Fuller, who described himself as a "75-plus-year-old" farmer, suggested that Capital Resources Development Co.'s plan to strip-mine a 430.6-acre tract near Banner — a village 25 miles southwest of Peoria in Fulton County — would destroy the area's topsoil and make future planting nearly impossible.
The proposed mine's effect on agriculture was just one of the topics that surfaced during the hearing, where Fuller and 11 other concerned petitioners testified in an attempt to prove that the IDNR's Office of Mines and Minerals erred in granting Capital a mining permit last November.
Fuller, former owner of a duck-hunting club, mentioned that the noise from the mine could disturb the area's already declining population of wood ducks and mallards, as well as its osprey. He also said he was concerned about displaced water flooding his 85-acre farm, which is north of the permit area.
"When it rains 2 or 3 inches, we have a lot of
water run off the hillsides," Fuller said. "[The Illinois
River] can't handle the water that runs into it and backs up in the
proposed mine area."
When he was about 15 years old, Fuller continued, he helped build a fence on his property. When he dug down into the ground to install the posts, he discovered water after 3 feet. Virginia Yang, chief legal counsel for the IDNR, asked during cross-examination whether the water halted the project.
"It didn't hurry it up," Fuller replied, eliciting chuckles from the audience.
Hearing officer Michael O'Hara interjected, demanding to know the relevancy of discussing a fence that was built 55 years ago or longer. Tom Davis, chief of the environmental bureau for Illinois Attorney General Lisa Madigan, said that Fuller's example demonstrated that the water table has always been high in that area. Even though there was water, Yang argued, the project was still completed.
Several more Banner residents and representatives from area environmental groups signed up to testify, but because of a power outage in the building and limited time the administrative hearing was once again postponed. It will reconvene at the IDNR on Aug. 21.
After the hearing, Yang said she's not surprised that things are moving slowly. Because it's a legal proceeding, she explains, it takes time to move the facts forward.
"We want everyone to have their say, because it
does affect their area," Yang says. "We also want the mining
company to have their say. You really can't take any
Joyce Blumenshine, a representative from the Heart of Illinois Sierra Club and one of the main organizers of the petitioners' efforts, says that the Banner citizens are committed to overturning the IDNR's decision. Many have taken off work and have paid for food, gas, and hotels during both sets of meetings.
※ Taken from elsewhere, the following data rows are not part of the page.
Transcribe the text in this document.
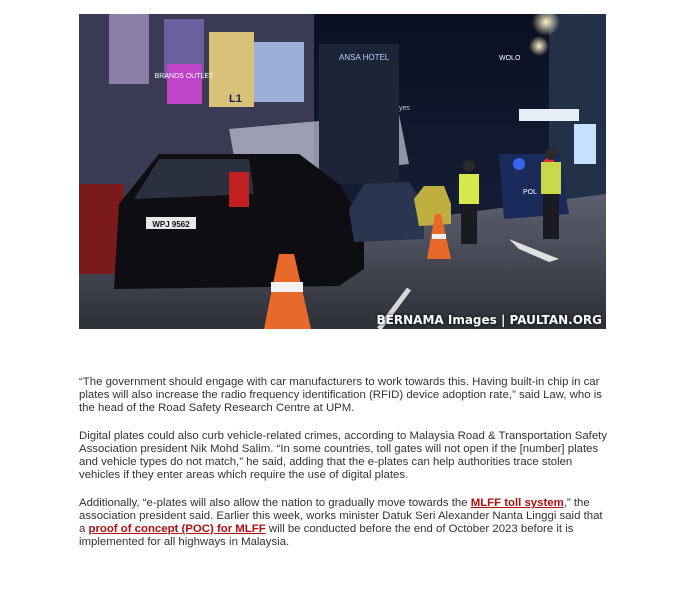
BRANDS OUTLET
L1
ANSA HOTEL	WOLO
yes
WPJ 9562
POL
BERNAMA Images | PAULTAN.ORG

“The government should engage with car manufacturers to work towards this. Having built-in chip in car plates will also increase the radio frequency identification (RFID) device adoption rate,” said Law, who is the head of the Road Safety Research Centre at UPM.

Digital plates could also curb vehicle-related crimes, according to Malaysia Road & Transportation Safety Association president Nik Mohd Salim. “In some countries, toll gates will not open if the [number] plates and vehicle types do not match,” he said, adding that the e-plates can help authorities trace stolen vehicles if they enter areas which require the use of digital plates.

Additionally, “e-plates will also allow the nation to gradually move towards the MLFF toll system,” the association president said. Earlier this week, works minister Datuk Seri Alexander Nanta Linggi said that a proof of concept (POC) for MLFF will be conducted before the end of October 2023 before it is implemented for all highways in Malaysia.
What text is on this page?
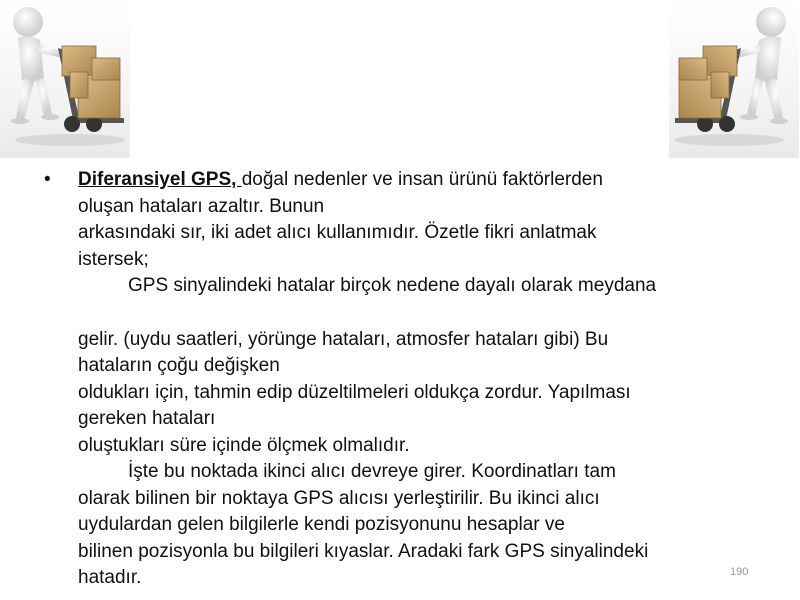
• Diferansiyel GPS, doğal nedenler ve insan ürünü faktörlerden
oluşan hataları azaltır. Bunun
arkasındaki sır, iki adet alıcı kullanımıdır. Özetle fikri anlatmak
istersek;
GPS sinyalindeki hatalar birçok nedene dayalı olarak meydana
gelir. (uydu saatleri, yörünge hataları, atmosfer hataları gibi) Bu
hataların çoğu değişken
oldukları için, tahmin edip düzeltilmeleri oldukça zordur. Yapılması
gereken hataları
oluştukları süre içinde ölçmek olmalıdır.
İşte bu noktada ikinci alıcı devreye girer. Koordinatları tam
olarak bilinen bir noktaya GPS alıcısı yerleştirilir. Bu ikinci alıcı
uydulardan gelen bilgilerle kendi pozisyonunu hesaplar ve
bilinen pozisyonla bu bilgileri kıyaslar. Aradaki fark GPS sinyalindeki
hatadır.	190
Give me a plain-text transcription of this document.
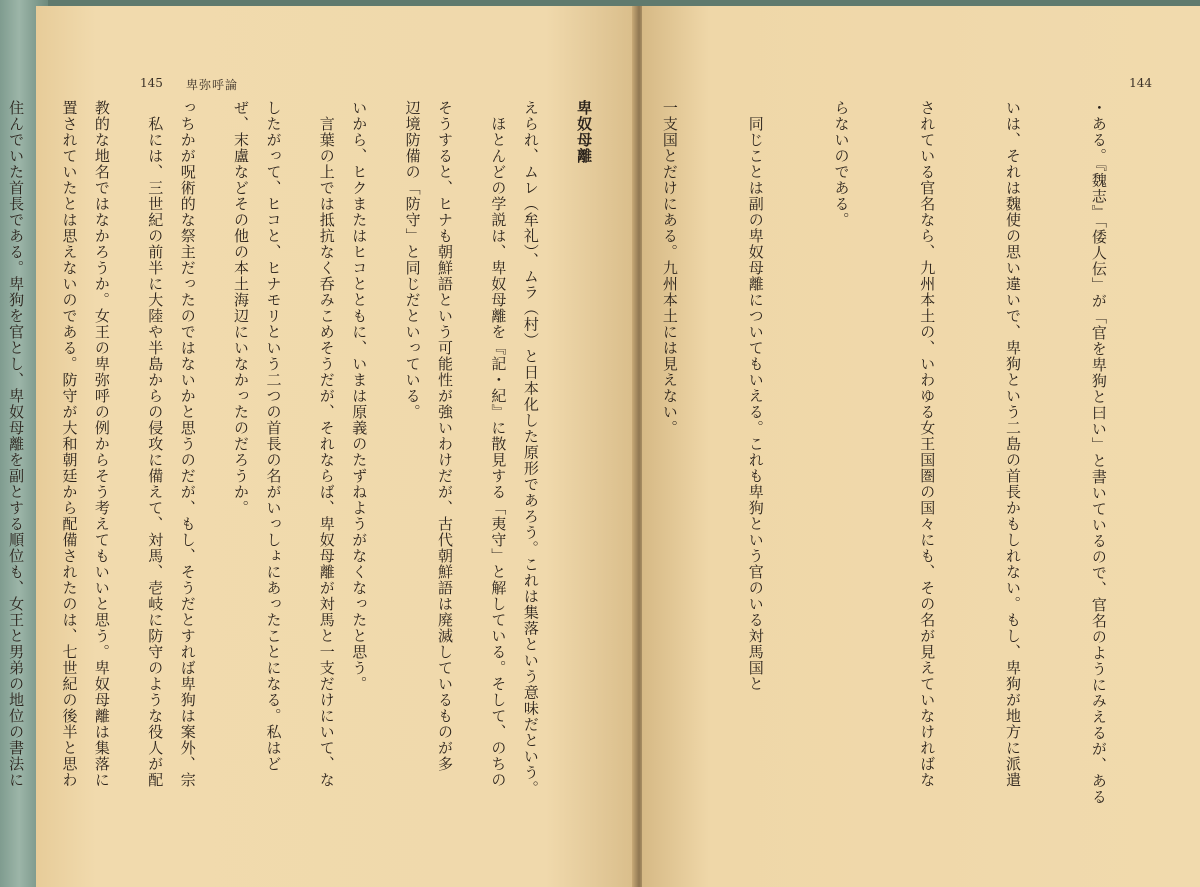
145 卑弥呼論

えられ、ムレ（牟礼）、ムラ（村）と日本化した原形であろう。これは集落という意味だという。

そうすると、ヒナも朝鮮語という可能性が強いわけだが、古代朝鮮語は廃滅しているものが多

いから、ヒクまたはヒコとともに、いまは原義のたずねようがなくなったと思う。

したがって、ヒコと、ヒナモリという二つの首長の名がいっしょにあったことになる。私はど

っちかが呪術的な祭主だったのではないかと思うのだが、もし、そうだとすれば卑狗は案外、宗

教的な地名ではなかろうか。女王の卑弥呼の例からそう考えてもいいと思う。卑奴母離は集落に

住んでいた首長である。卑狗を官とし、卑奴母離を副とする順位も、女王と男弟の地位の書法に

144

・ある。『魏志』「倭人伝」が「官を卑狗と曰い」と書いているので、官名のようにみえるが、ある

いは、それは魏使の思い違いで、卑狗という二島の首長かもしれない。もし、卑狗が地方に派遣

されている官名なら、九州本土の、いわゆる女王国圏の国々にも、その名が見えていなければな

らないのである。

　同じことは副の卑奴母離についてもいえる。これも卑狗という官のいる対馬国と

一支国とだけにある。九州本土には見えない。

卑奴母離

　ほとんどの学説は、卑奴母離を『記・紀』に散見する「夷守」と解している。そして、のちの

辺境防備の「防守」と同じだといっている。

　言葉の上では抵抗なく呑みこめそうだが、それならば、卑奴母離が対馬と一支だけにいて、な

ぜ、末盧などその他の本土海辺にいなかったのだろうか。

　私には、三世紀の前半に大陸や半島からの侵攻に備えて、対馬、壱岐に防守のような役人が配

置されていたとは思えないのである。防守が大和朝廷から配備されたのは、七世紀の後半と思わ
"I am impressed by the determination of the Banner citizens and the people working with them to bring attention to the problems with the permit," Blumenshine says.
She says there are several topics left to discuss in August, including the archeological loss to the Illinois River area, the adverse impact on the short-eared owl and the river otter, and the need to protect Banner Marsh and Rice Lake — two state fish and wildlife areas that are publicly owned by Illinois residents.
Capital and Banner residents have disagreed over the proposed mine project since 2002, when the coal company first requested a mining permit from the IDNR [see Amanda Robert, "The price of coal," June 26].